Spicy Chickpea Avocado Wrap (Printable version)

A plant-based wrap blending creamy avocado, spiced chickpeas, and fresh vegetables for a bold, tasty meal.

# What you need:

→ Vegetables & Legumes

01 - 1¾ cups canned chickpeas, drained and rinsed
02 - 2 medium ripe avocados, peeled and pitted
03 - ½ medium red onion, finely diced
04 - 1 medium bell pepper, diced
05 - 1 small jalapeño, seeded and finely chopped

→ Seasonings & Condiments

06 - 2 tablespoons fresh lime juice
07 - 1 teaspoon chili powder
08 - ½ teaspoon ground cumin
09 - ½ teaspoon smoked paprika
10 - ¼ teaspoon garlic powder
11 - ½ teaspoon salt
12 - ¼ teaspoon black pepper

→ Wraps & Toppings

13 - 4 large flour tortillas
14 - Fresh cilantro leaves
15 - 2 cups shredded lettuce or mixed greens

# How to Make It:

01 - In a large mixing bowl, mash avocados until mostly smooth with some texture remaining.
02 - Add chickpeas and lightly mash together, leaving some chickpeas whole for textural contrast.
03 - Stir in red onion, bell pepper, jalapeño, lime juice, chili powder, cumin, smoked paprika, garlic powder, salt, and pepper.

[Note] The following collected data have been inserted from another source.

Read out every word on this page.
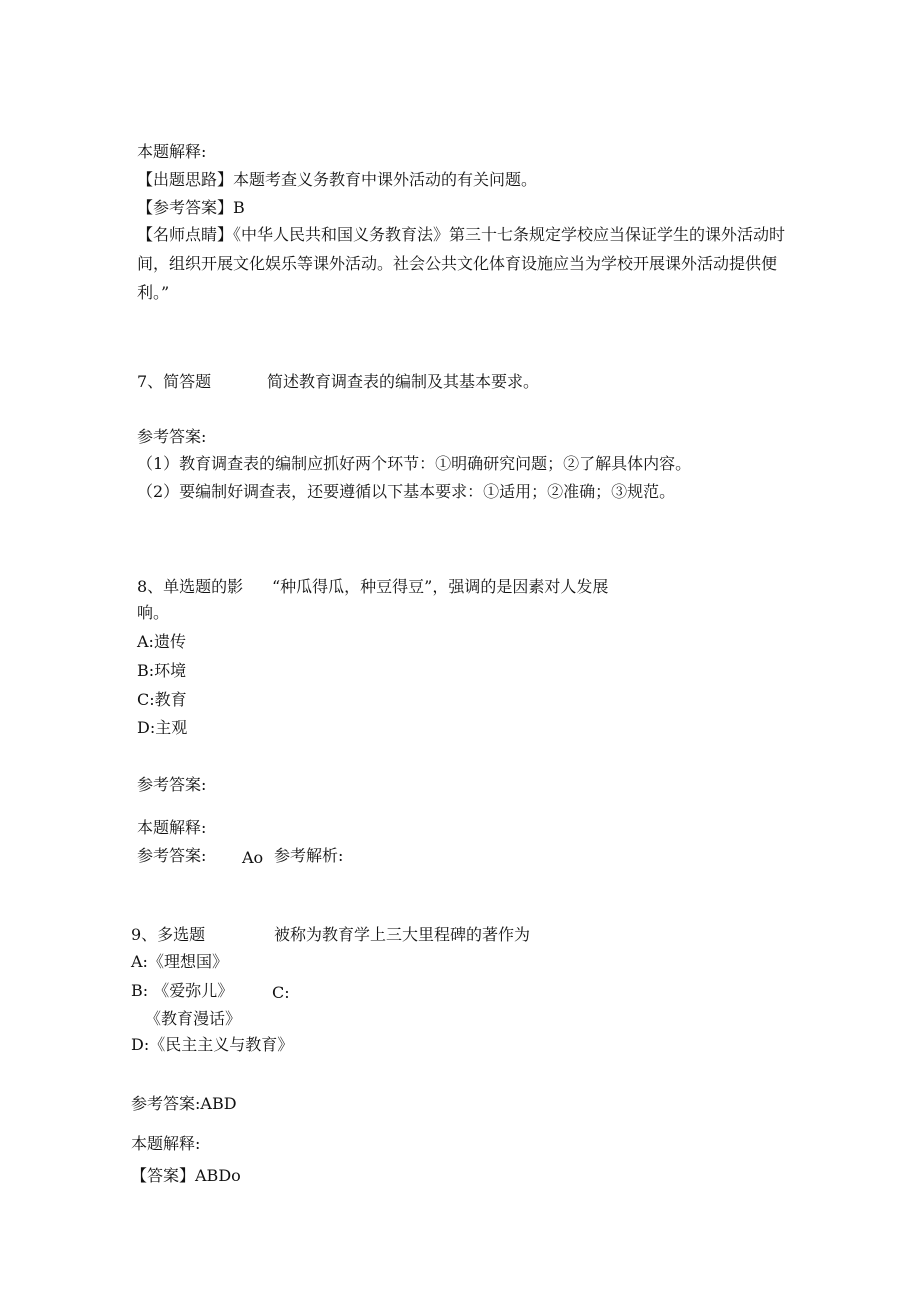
本题解释:
【出题思路】本题考查义务教育中课外活动的有关问题。
【参考答案】B
【名师点睛】《中华人民共和国义务教育法》第三十七条规定学校应当保证学生的课外活动时间，组织开展文化娱乐等课外活动。社会公共文化体育设施应当为学校开展课外活动提供便利。”
7、简答题	简述教育调查表的编制及其基本要求。
参考答案:
（1）教育调查表的编制应抓好两个环节：①明确研究问题；②了解具体内容。
（2）要编制好调查表，还要遵循以下基本要求：①适用；②准确；③规范。
8、单选题的影 “种瓜得瓜，种豆得豆”，强调的是因素对人发展
响。
A:遗传
B:环境
C:教育
D:主观
参考答案:
本题解释:
参考答案: Ao 参考解析:
9、多选题	被称为教育学上三大里程碑的著作为
A:《理想国》
B: 《爱弥儿》 C:
《教育漫话》
D:《民主主义与教育》
参考答案:ABD
本题解释:
【答案】ABDo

Mix until well combined.
04 - Heat tortillas in a dry skillet over medium heat or microwave for 10-15 seconds until pliable.
05 - Divide chickpea-avocado mixture evenly among tortillas.
06 - Top each tortilla with fresh cilantro leaves and lettuce or mixed greens as desired.
07 - Fold in the sides of each tortilla and roll up tightly to form a compact wrap.
08 - Slice each wrap in half if preferred and serve immediately.

# Expert Advice:

01 -
  • It comes together in 20 minutes flat, making it perfect for those mornings when you're running late.
  • The combination of creamy avocado and crispy vegetables gives you texture and satisfaction without any animal products.
  • Once you taste how the lime juice and smoked paprika dance together, you'll keep making these wraps on repeat.
02 -
  • Don't skip warming your tortillas—cold ones will crack, and a cracked wrap is just sad vegetables on your plate.
  • The filling can be made up to a day ahead and stored in the fridge, but assemble your wraps fresh because avocado oxidation is real and browning edges are a drag.
03 -
  • If your avocados aren't perfectly ripe when you need them, let them sit on your counter in a paper bag with a banana overnight—the ethylene gas speeds things up beautifully.
  • Squeeze your lime juice a few minutes before you use it so the acidity is at its peak and really brings out the brightness of all those spices.